Thursday, December 27, 2012

Something New

So I've starting something new with this pregnancy, and it is working so amazingly. Whenever I'm having a freak out moment (there have been lots in the last few weeks), I have been telling myself "it will be ok. Everything is fine. I will be ok." A deep breath and then I'm usually ok. I've also started a quick prayer every night (or every night I remember, which is most nights), before I go to bed. I just thank God for this little miracle, and to keep my baby safe, healthy, and growing, and I ask for peace and health for myself. That's it.

This is making me feel so good!! And it's helping so much with my fears and worries. I know I know, I should have started this long ago, but better late than never!

A little boy of about 5 at work this week, while I was giving a break, was being violent and smacked me right in my tummy. I had a freak out moment(s!!), completed the break, and decided to give myself a minute to collect myself. I took a potty break, and while in the potty I sent up a quick prayer for safety, peace, and well being for the baby. I felt myself calming down within moments, and was able to finish the work day with minimal stress. It also really helps that I have a co-worker who knows about the pregnancy, so I can keep her in the loop , and she has been quite helpful in keeping me calm as well.

Almost 7 weeks, and my nausea has become more frequent and stronger. I'm glad though, morning sickness is a good sign!  Everything seems to be going well, and I'm quite happy.

Sunday, December 23, 2012

Well

It's been 2 weeks, and everything is still great. I'll be 6 weeks on Tuesday the 25th, which is exciting. 2 more weeks until my first appointment. I've already had some pregnancy symptoms, which is exciting in and of itself. I've never really had them too much with my previous pregnancies, and especially not this early. I've been having breast tenderness and mild nausea, and I swear I have to pee every 5 minutes already. My pants are already becoming tight too, I get uncomfortable easily in my jeans after only a few hours. Thankfully a friend of mine from work knows (I figure if something bad happens at work, I have someone who knows and can give support, I'm not telling work until after 13 weeks either), and she has been a great help with all the weird things that are happening so far.

I was worried for a few days, since I had about 2 days of mild, uncomfortable cramping, but she reassured me it was probably implantation cramping. She has really been helping me keep calm about everything. I still have momentary fear every time I go potty, that I will find blood, but those feelings have lessened this week. Still staying positive, I still have a great feeling about this baby. \

Ken and I took a mini vacation to Portland for our 5th wedding anniversary, (we actually just got back today), and we got a chance to talk, really talk about his feelings. I've felt before that the whole trying for a baby really affected him as much as it has for me. So I asked him how he felt about the positive pregnancy test, and he told me that he is over the moon excited, he can't wait. He has a good feeling too, and is ready for whatever it takes to support me and the baby. Definitely makes me feel better about all this.

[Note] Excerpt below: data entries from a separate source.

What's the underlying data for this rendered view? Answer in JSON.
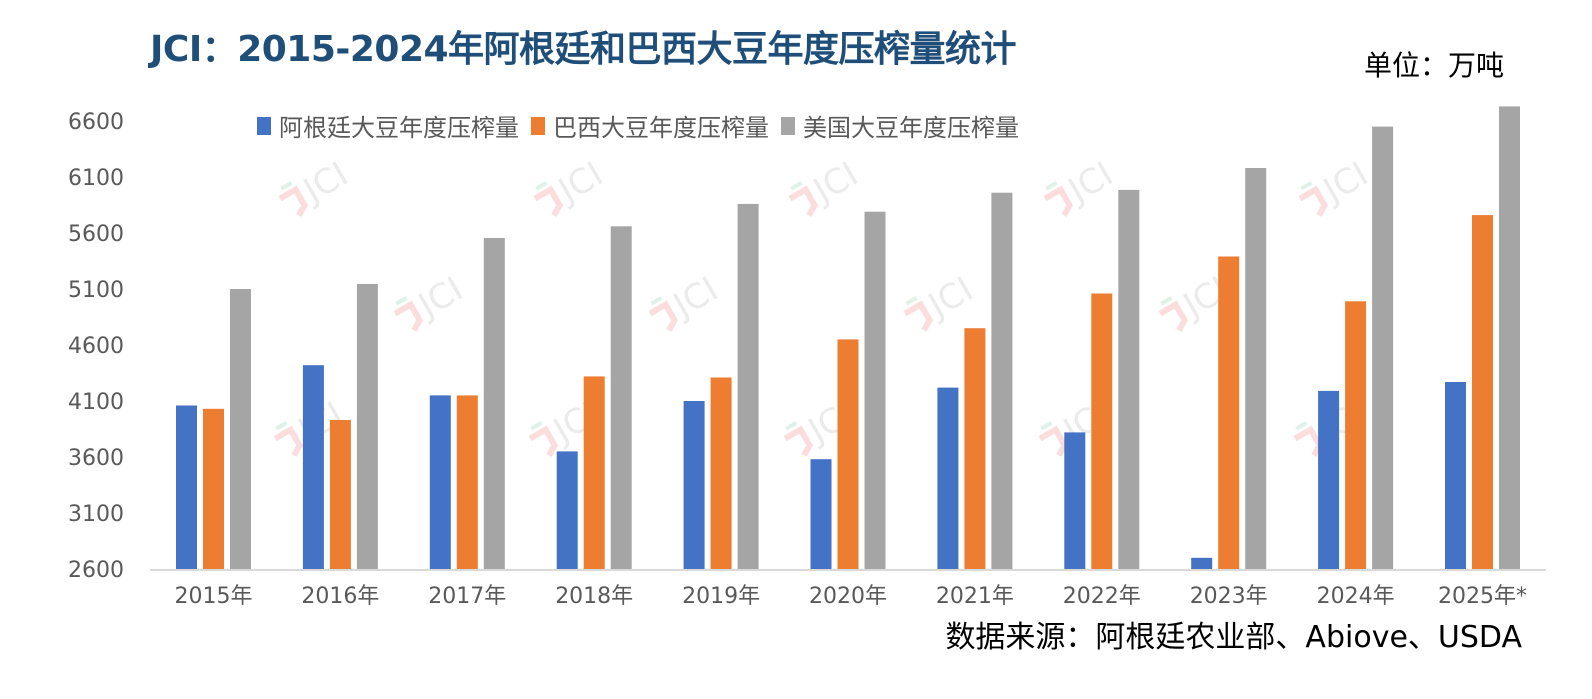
{
  "header": {
    "title": "JCI：2015-2024年阿根廷和巴西大豆年度压榨量统计",
    "unit": "单位：万吨"
  },
  "footer": {
    "source": "数据来源：阿根廷农业部、Abiove、USDA"
  },
  "watermark": {
    "text": "JCI"
  },
  "chart_data": {
    "type": "bar",
    "title": "JCI：2015-2024年阿根廷和巴西大豆年度压榨量统计",
    "xlabel": "",
    "ylabel": "单位：万吨",
    "ylim": [
      2600,
      6600
    ],
    "yticks": [
      6600,
      6100,
      5600,
      5100,
      4600,
      4100,
      3600,
      3100,
      2600
    ],
    "grid": false,
    "legend_position": "top",
    "categories": [
      "2015年",
      "2016年",
      "2017年",
      "2018年",
      "2019年",
      "2020年",
      "2021年",
      "2022年",
      "2023年",
      "2024年",
      "2025年*"
    ],
    "series": [
      {
        "name": "阿根廷大豆年度压榨量",
        "color": "#4472c4",
        "values": [
          4060,
          4420,
          4150,
          3650,
          4100,
          3580,
          4220,
          3820,
          2700,
          4190,
          4270
        ]
      },
      {
        "name": "巴西大豆年度压榨量",
        "color": "#ed7d31",
        "values": [
          4030,
          3930,
          4150,
          4320,
          4310,
          4650,
          4750,
          5060,
          5390,
          4990,
          5760
        ]
      },
      {
        "name": "美国大豆年度压榨量",
        "color": "#a5a5a5",
        "values": [
          5100,
          5145,
          5555,
          5660,
          5860,
          5790,
          5960,
          5985,
          6180,
          6550,
          6730
        ]
      }
    ]
  }
}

Saturday, December 15, 2012

Hope

Well it is official. I took a test on Wednesday night after I came home, and a pale pink second line showed up!!

I'm Pregnant!!!!!

Right now I'm around 4 weeks, and I have have already made my first OB appointment. My new doctor is Dr Dickson (I'm pretty sure I went to school with one of her daughters), and the appointment is on the 8th, when I'll be 8 weeks. I told Dr Dickson's nurse that I have had 2 previous miscarriages, and she said if I want, I can come in and do a blood test to monitor my levels but I don't think I want that. She also said that if I see any bleeding at all, don't hesitate to call her.

That said, if you are reading this and I haven't already told you in person/call, I apologize. My previous losses are making me nervous, and I don't want to have to tell everyone again if I do miscarry. Make it easier on myself and Ken.

That also being said, if you are reading this, please do not tell anyone else. I want to wait until the heartbeat appointment until I tell the free world. I'm trying to be optimistic but I am still nervous about this whole thing. Obviously so.

Please continue positive thoughts and prayers for me, and I will continue updates as they come I guess. Thanks everyone!

Saturday, December 8, 2012

Maybe??

I may be getting too excited, but according to my calendar tracking, my period comes every 3 weeks, so it should start this week. Well I looked at it and this week, starting last Sunday, the 2nd, to I'm assuming tomorrow, saturday-ish. I'm trying not to hold my breath, but I haven't gotten it yet. Maybe my calculations of when to expect it are wrong, I don't know. I will not be surprised if I get it. I'm also going to wait until the mid to end of next week, the week of the 14th, before I test.
I've told Ken already that I'm sort of late, and he told me not to get too excited either. I know I know, don't have high expectations. I'm honestly trying not to. He is excited about the possibility though. Gave me a high five, ha!